Our experienced business sale lawyers can advise you on the best way to manage your sale transaction so you can focus on your next venture.
Structuring the sale of your business
When you sell a business, how you structure the transaction can have a significant impact on both how the business is valued as well as the tax and other costs that you may incur. There are many things to consider, like whether to sell the business in its entirety or just the assets, what will happen to your employees and whether a restraint of trade is reasonable. Our experienced business sale lawyers can advise you on the best way to structure your transaction to meet your objectives.
Preparing for due diligence
Prospective buyers will most likely want to conduct a due diligence review of your business.

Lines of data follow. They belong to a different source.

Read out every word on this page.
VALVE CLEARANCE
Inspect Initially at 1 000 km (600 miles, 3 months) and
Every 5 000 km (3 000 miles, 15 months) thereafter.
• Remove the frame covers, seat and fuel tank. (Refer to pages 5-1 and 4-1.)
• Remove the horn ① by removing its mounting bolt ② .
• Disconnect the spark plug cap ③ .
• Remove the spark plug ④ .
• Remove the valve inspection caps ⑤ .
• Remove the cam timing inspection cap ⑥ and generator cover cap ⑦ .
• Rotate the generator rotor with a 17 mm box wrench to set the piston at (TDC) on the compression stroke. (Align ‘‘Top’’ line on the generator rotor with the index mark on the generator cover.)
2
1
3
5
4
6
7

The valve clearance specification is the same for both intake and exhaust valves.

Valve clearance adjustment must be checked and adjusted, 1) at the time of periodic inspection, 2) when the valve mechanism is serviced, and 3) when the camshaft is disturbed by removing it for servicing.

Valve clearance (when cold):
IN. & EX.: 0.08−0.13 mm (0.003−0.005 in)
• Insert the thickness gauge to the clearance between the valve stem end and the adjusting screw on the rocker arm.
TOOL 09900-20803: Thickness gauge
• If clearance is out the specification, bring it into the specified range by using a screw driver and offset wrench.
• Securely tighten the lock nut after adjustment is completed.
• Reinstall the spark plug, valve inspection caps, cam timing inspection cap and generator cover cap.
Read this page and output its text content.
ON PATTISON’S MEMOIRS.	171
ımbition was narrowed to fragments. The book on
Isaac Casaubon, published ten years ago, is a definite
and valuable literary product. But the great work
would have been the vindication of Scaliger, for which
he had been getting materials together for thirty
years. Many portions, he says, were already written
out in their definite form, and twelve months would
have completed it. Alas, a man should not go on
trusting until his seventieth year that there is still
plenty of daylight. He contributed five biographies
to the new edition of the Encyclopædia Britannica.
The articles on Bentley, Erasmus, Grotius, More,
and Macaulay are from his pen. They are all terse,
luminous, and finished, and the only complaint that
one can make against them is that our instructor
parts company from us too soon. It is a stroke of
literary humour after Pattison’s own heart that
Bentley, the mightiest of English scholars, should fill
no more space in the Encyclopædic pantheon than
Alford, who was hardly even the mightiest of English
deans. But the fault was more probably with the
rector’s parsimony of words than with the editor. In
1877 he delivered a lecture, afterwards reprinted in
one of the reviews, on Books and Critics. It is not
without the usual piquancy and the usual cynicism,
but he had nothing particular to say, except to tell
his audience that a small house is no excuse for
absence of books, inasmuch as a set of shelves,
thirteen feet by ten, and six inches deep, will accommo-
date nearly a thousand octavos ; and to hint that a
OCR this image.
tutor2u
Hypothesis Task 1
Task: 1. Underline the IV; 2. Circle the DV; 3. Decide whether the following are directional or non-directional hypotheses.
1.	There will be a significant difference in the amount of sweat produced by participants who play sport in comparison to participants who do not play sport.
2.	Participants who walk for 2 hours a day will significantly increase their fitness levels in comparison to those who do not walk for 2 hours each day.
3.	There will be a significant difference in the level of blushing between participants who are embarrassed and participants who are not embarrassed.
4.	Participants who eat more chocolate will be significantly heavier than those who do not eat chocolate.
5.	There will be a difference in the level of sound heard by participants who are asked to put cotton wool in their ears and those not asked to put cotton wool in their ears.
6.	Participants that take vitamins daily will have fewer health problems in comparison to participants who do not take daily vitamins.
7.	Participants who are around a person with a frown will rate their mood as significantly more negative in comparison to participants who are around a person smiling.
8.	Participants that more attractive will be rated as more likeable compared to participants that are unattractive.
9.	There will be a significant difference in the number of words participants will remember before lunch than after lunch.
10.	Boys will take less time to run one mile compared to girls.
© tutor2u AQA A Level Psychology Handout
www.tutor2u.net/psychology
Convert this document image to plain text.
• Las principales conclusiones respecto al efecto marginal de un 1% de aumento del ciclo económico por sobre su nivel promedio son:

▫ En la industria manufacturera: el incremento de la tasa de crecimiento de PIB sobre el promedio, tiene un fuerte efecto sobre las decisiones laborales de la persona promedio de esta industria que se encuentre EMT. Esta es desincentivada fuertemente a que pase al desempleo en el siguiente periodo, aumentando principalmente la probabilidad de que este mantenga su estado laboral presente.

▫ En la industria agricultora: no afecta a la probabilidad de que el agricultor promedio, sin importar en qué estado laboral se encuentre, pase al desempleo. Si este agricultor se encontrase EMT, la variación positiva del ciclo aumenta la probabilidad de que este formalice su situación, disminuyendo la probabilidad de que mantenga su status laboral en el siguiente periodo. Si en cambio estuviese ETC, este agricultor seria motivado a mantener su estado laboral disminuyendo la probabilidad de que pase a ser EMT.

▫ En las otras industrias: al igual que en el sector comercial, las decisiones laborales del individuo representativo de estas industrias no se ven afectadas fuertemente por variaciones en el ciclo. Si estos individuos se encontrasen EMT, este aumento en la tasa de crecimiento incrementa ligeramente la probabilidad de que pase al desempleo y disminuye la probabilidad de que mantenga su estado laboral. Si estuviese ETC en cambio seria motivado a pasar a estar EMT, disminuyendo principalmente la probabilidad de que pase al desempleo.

This means they will want to review information about your finances, legal commitments, assets and liabilities so that they understand what they’re purchasing and identify any potential risks. Information in the due diligence may be used to negotiate some of the terms of the sale, like what warranties or indemnities you may provide. A confidentiality agreement may also be required before handing over any of your sensitive information.
What is a Section 52 statement?
A vendor’s statement or Section 52 statement needs to be provided if the value of your business is less than $450,000. This is a legal requirement and includes a range of important financial and tax information so the prospective buyer can make an assessment of your business.
Why MNG Lawyers
Our building sale lawyers can advise you on the best way to structure the sale of your business and explain how it will impact your ability to achieve your goals. They can also prepare all the paperwork and help you negotiate the sale contract with prospective buyers.
Frequently Asked Questions
As part of the due diligence process, you will need to give the prospective buyer access to a range of documents including:
- Copies of your business name and other intellectual property registrations;
- A copy of any lease agreements;
- Information on the assets and liabilities of the business so they can conduct some searches of their own;
- Details of what insurances you have in place;
- Copies of recent tax returns, business activity statements and financial reports;
- Major supply or trading good contracts; and
- Any other business agreements that may be relevant, like a partnership or shareholder agreement.